Fitch: Thai Telcos Face Stagnant Revenue, High Marketing Cost

Wednesday 27 August 2014 12:06
Fitch Ratings says Thailand’s three largest mobile phone operators are likely to report 2014 service revenue that is unchanged from a year earlier compared with growth of 7.3% in 2013. Growth in data revenue will be strong but will be barely enough to offset the fall in voice revenue.

Fitch expects mobile service revenue at the three telcos - Advanced Info Service Public Company Limited (AIS; BBB+/AA+(tha)/Stable), Total Access Communication Public Company Limited (DTAC; BBB/AA(tha)/Stable) and True Corporation Public Company Limited’s (True Corp; unrated) mobile group - which account for most of the market, to remain weak in 2H14. Although economic conditions are likely to improve, voice revenue will remain under pressure due to intense competition in a saturated market. Consumers will also continue to replace traditional voice calls and short message service with cheaper over-the-top applications, such as Facebook, Twitter, Skype, Line and WhatsApp, which are delivered via mobile data networks.
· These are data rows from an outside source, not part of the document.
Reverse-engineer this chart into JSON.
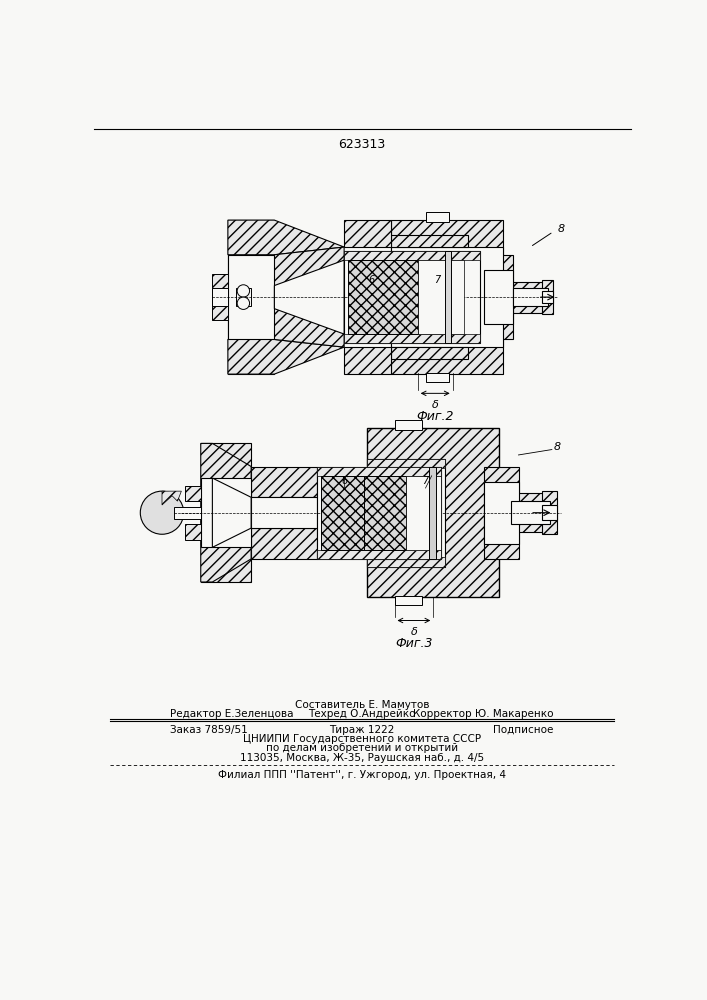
{
  "patent_number": "623313",
  "bg_color": "#f8f8f6",
  "fig2_caption": "Фиг.2",
  "fig3_caption": "Фиг.3",
  "footer_line1_left": "Редактор Е.Зеленцова",
  "footer_line1_mid_top": "Составитель Е. Мамутов",
  "footer_line1_mid_bot": "Техред О.Андрейко",
  "footer_line1_right": "Корректор Ю. Макаренко",
  "footer_line2_left": "Заказ 7859/51",
  "footer_line2_mid": "Тираж 1222",
  "footer_line2_right": "Подписное",
  "footer_line3": "ЦНИИПИ Государственного комитета СССР",
  "footer_line4": "по делам изобретений и открытий",
  "footer_line5": "113035, Москва, Ж-35, Раушская наб., д. 4/5",
  "footer_line6": "Филиал ППП ''Патент'', г. Ужгород, ул. Проектная, 4"
}
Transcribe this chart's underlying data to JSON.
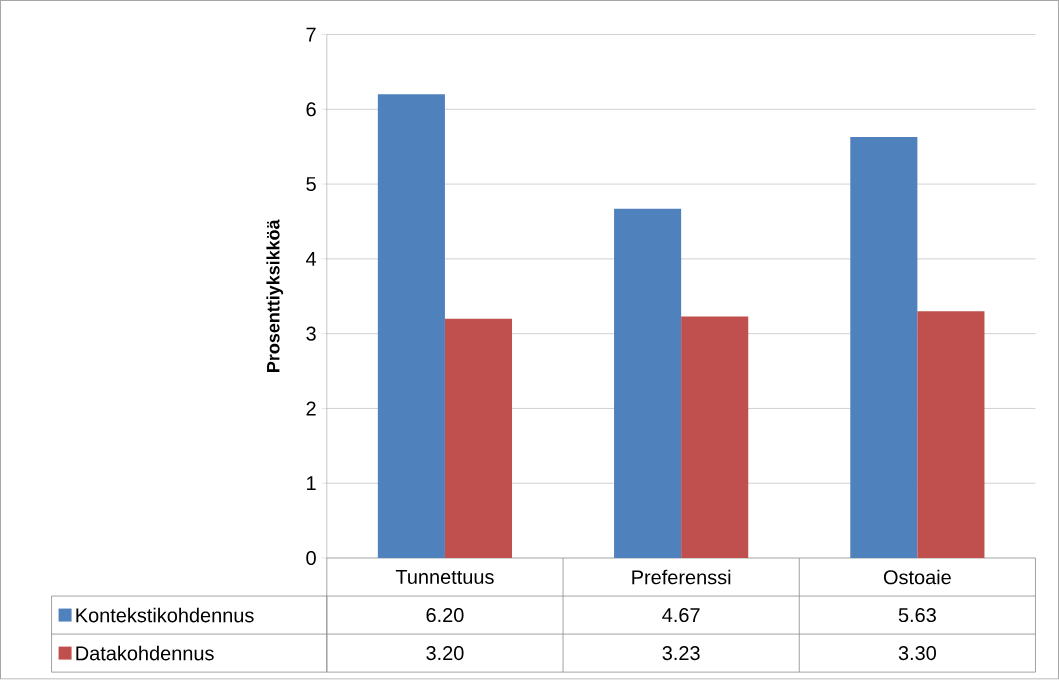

Fitch expects the mobile operators’ marketing costs to remain high in 2014 and 2015 as the companies are likely to continue to promote smartphone adoption and subscriber migration to third-generation (3G) mobile networks. However, the increase in marketing costs will be offset by a reduction in regulatory costs as more subscribers migrate to the 3G platform. Hence we expect the mobile telcos’ EBITDA margins to improve by 1pp-3pp in 2014. In 1H14, aggregate EBITDA margin for the industry increased to 34.7% from 31.9% a year earlier.

Free cash flow is like to be negative for the major mobile operators in 2014 and 2015 principally due to high capex required to build out the 3G networks. Financial leverage will increase during the period but Fitch’s ratings already incorporate the likelihood of low EBITDA growth and a decline in credit metrics.

The largest two operators, AIS and DTAC, have plenty of ratings headroom, which provides them with sufficient financial flexibility during this investment cycle.

The total voice revenue of AIS, DTAC and True Corp’s mobile groups fell 10.7% yoy in 1H14. This was mainly due to weaker economic activity as Thailand’s GDP shrank by 0.5% in 1Q14, although growth picked up to 0.4% in 2Q14. Data revenue rose by 28.2% yoy in 1H14, offsetting the drop in voice revenue and resulting in stable service revenue - excluding interconnection charges - in 1H14.

Despite intense competition in 1H14, the three largest mobile operators were able to maintain their market positions, with AIS accounting for 52% of the market by service revenue, DTAC 31% and True Corp’s mobile group 17%.